To begin with, the way the question is posed in a somewhat unclear fashion. From an elementary point of view, one may say that $X^{1/3}$ is not a polynomial because polynomials are different sort of expressions.
Maybe the question is whether the function $X\mapsto f(X)=X^{1/3}$ is polynomial in the sense that there is a polynomial $P(X)$ such that $f(x)=P(x)$. There's a number of ways to prove this false, like the fact--borrowing from Joel Cohen's answer--that polynomial functions admit derivatives continuous everywhere, which is not the case for the function $f(X)$.
In my opinion the correct way to rephrase the question is whether there may be a polynomial $P(X)$ such that $ P(X)^3=X. $ This is impossible by considering degrees: the degree of the left hand polynomial is a multiple of $3$ whereas the degree of $X$ is $1$, not a multiple of $3$.
Yet, we learn from algebra courses that one may consider polynomials with coefficients in more general algebraic structures (commutative rings).
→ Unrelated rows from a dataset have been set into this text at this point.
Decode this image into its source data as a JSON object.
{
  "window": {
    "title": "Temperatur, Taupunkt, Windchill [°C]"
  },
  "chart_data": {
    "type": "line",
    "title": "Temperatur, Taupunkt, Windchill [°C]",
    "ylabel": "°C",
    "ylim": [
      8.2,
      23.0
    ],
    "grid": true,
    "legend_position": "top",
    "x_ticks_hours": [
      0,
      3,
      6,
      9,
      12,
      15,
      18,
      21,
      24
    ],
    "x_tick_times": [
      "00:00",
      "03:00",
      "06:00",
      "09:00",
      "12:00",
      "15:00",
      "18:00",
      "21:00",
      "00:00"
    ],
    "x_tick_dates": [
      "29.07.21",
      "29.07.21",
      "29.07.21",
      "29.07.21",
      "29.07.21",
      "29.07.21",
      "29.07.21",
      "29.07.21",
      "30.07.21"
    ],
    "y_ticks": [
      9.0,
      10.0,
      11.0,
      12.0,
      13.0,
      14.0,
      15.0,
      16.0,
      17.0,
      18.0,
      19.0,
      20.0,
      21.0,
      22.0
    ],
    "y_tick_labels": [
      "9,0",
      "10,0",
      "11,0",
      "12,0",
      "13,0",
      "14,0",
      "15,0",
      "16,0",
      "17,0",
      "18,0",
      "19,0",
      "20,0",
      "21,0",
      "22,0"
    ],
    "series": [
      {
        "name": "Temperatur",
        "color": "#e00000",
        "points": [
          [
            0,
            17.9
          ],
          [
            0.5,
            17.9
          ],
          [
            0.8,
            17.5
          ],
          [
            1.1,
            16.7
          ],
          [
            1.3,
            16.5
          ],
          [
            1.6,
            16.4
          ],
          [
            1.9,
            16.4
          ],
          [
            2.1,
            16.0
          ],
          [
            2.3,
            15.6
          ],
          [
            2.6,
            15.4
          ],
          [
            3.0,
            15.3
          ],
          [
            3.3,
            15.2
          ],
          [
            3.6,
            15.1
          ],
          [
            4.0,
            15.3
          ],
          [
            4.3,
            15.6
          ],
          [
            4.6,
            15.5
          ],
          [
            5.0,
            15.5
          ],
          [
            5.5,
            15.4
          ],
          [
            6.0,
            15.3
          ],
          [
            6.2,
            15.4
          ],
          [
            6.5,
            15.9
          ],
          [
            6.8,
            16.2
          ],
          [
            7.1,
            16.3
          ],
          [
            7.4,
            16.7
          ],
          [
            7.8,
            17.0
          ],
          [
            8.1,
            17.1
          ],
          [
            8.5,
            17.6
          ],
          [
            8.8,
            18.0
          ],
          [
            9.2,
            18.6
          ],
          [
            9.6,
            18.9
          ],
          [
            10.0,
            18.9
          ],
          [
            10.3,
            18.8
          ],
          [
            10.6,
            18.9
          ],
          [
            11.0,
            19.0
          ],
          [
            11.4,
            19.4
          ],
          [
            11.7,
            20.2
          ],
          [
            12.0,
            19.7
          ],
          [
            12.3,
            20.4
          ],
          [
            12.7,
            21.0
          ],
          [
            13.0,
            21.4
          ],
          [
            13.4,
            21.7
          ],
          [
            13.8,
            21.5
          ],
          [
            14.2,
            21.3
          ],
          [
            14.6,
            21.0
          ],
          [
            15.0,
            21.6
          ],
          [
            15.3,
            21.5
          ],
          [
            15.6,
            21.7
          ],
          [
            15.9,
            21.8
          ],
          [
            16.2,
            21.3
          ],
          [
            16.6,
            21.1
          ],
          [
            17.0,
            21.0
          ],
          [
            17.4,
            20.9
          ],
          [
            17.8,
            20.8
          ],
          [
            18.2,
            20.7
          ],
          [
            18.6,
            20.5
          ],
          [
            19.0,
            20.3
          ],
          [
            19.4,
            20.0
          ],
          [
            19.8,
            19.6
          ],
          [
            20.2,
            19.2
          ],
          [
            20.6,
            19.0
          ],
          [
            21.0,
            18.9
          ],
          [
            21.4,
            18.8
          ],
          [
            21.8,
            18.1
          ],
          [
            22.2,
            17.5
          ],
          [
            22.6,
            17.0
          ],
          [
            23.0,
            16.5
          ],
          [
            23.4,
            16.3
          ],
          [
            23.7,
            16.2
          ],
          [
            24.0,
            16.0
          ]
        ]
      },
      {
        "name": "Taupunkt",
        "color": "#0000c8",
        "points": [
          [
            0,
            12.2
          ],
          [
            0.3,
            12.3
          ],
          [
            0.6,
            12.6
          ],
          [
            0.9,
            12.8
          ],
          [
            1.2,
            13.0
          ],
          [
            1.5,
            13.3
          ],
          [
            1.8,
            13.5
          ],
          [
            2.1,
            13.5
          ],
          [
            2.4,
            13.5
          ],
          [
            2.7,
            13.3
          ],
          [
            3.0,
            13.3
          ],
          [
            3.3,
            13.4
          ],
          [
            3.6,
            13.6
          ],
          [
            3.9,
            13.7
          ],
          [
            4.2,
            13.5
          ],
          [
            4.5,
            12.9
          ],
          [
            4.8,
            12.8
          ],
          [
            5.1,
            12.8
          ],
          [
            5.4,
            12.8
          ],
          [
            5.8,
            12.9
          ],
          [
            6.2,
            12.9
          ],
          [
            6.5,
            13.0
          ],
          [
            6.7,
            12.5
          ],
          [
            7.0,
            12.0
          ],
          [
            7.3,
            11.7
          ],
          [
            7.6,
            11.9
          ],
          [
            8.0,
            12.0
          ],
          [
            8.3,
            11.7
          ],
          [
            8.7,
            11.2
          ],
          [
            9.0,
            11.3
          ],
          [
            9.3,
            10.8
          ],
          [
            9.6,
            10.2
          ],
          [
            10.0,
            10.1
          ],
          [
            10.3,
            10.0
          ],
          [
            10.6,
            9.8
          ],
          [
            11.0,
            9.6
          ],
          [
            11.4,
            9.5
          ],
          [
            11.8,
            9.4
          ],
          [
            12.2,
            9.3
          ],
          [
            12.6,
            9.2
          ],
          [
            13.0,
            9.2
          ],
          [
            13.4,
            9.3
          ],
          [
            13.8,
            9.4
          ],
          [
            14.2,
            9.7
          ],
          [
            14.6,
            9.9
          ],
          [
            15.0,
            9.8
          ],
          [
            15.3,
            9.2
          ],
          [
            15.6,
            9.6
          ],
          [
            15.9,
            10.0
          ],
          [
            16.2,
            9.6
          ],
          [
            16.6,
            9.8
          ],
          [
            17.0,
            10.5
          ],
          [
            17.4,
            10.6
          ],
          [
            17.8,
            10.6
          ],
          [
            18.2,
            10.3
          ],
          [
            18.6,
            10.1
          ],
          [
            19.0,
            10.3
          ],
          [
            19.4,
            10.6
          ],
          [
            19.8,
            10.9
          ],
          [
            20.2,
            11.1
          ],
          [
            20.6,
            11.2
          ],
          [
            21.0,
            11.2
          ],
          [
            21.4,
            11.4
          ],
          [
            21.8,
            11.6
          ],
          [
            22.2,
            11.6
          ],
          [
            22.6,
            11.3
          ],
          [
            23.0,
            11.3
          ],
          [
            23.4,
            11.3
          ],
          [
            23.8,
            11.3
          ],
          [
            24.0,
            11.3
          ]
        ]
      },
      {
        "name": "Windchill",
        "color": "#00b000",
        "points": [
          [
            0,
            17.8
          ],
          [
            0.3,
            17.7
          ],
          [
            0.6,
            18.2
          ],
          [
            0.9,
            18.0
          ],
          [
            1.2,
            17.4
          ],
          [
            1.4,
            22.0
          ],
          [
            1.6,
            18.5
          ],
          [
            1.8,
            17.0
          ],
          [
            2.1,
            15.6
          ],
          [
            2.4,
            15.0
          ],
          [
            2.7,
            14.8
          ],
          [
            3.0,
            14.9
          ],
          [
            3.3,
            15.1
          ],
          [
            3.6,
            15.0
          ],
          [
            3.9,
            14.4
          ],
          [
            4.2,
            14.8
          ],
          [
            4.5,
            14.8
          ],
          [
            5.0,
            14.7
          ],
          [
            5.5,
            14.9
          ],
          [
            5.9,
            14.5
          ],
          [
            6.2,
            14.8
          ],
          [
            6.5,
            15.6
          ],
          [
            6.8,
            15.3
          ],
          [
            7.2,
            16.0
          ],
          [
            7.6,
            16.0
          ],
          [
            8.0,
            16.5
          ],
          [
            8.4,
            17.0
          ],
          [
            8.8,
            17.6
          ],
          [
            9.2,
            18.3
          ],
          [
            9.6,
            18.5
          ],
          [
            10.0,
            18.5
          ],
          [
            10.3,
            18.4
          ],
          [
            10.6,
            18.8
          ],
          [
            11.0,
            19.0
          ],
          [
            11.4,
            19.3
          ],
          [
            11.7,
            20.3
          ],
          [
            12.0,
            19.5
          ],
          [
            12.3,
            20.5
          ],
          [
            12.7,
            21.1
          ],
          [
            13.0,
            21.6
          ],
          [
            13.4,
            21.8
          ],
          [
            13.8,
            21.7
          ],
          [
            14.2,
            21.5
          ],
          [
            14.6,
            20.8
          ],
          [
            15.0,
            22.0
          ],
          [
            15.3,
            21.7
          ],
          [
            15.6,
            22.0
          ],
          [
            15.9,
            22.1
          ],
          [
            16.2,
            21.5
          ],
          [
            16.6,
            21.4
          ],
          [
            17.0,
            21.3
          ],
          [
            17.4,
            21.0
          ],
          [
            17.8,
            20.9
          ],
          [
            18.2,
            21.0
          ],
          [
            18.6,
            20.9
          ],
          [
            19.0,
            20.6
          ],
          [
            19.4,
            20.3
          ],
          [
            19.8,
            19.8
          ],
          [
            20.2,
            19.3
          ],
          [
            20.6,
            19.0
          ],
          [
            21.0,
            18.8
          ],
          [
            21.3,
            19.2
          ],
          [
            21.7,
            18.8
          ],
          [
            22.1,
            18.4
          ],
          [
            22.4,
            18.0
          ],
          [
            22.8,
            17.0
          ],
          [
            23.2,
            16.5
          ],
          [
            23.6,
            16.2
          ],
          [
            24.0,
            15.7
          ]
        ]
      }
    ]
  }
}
If the coefficient ring is a domain, in particular a field, the very same degree argument applies. But in more exotic situations the degree argument is not sufficient, like the example $ (1+2X)^2=1\qquad\text{in $(\Bbb Z/4\Bbb Z)[X]$} $ shows. Thus, a different sort of argument is required. But I stop here since I believe that this is actually beyond the scopes of the question.